I can hear the smile in his voice, and it makes me bristle. After awkwardly pulling myself upright, I turn to him. “Can you please stop smirking and pick these up for me?”

“I’d rather not. Watching you attempt it again seems like much more fun.”

I scowl. “I have no idea what I used to see in you. Funny how you go off people.”

He chuckles as he walks over, and in one fell swoop grabs all the papers, shuffles them together, and hands them to me. “Care to tell me why you’re moving like Frankenstein’s monster? It’s not still your hip.”

“No. I made a stupid mistake yesterday and now I’m paying for it.”

“What was the mistake?”

“Jogging.”

He genuinely looks shocked. “But your aversion to exercise—”

“Is well-founded. Clearly, I’m allergic to it.” I move stiffly to the desk and shove the papers into a folder.

“You didn’t stretch afterward, did you?”

“Josh told me to stretch before, not after. Some best friend he is.”

“You have to do it before and after. You could have come to me if you wanted advice. I’m kind of an expert on exercise, you know.”

“Really? I had no idea. You’re such an unfit schlub.” I take in his ridiculous physique. “I don’t know how you cope with that grossness. Thank God I don’t have all those weird bulges.”

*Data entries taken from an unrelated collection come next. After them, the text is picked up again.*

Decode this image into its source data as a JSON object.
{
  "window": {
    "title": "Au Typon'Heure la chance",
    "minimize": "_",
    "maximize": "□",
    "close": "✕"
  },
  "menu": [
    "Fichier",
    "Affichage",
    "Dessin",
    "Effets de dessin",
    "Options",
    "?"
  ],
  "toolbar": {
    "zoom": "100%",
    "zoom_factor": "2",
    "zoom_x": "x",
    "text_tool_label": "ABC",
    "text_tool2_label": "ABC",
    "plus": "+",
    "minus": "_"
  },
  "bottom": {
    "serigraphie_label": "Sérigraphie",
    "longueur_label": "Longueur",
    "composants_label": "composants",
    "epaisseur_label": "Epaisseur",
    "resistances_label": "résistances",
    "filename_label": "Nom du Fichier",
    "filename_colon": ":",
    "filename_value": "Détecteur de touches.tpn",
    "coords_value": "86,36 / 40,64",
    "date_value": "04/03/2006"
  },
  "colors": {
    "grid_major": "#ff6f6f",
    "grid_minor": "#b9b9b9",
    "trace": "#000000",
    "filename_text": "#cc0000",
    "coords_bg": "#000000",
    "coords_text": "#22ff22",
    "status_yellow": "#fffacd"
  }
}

He gives me a long, slow assessment, up and down my body. “No. You don’t need bulges when you have those killer curves.” As soon as he says it, he drops his head. Like he knows this sort of flirty banter is exactly what we should be avoiding. “I’d offer to train you, but I guess that’s not something we could do, right?”

“Nope. Besides, my jogging style can be defined as ‘a lumbering seizure.’ Don’t really need you laughing your ass off at me.”

He frowns. “Elissa, you’d be in workout gear. Believe me, I wouldn’t be able to laugh if I tried.”

A shiver runs through me, and I curse it. I’m trying to suppress these types of reactions, but it’s tough when he insists on being so damn sexy. I move away from him and open my laptop. “Uh, anyway, why are you here so early?”

He looks over his shoulder. Angel appears at the far end of the hallway, talking to a good-looking man with dark hair. “Angel and I have an interview this morning. Just for something different.”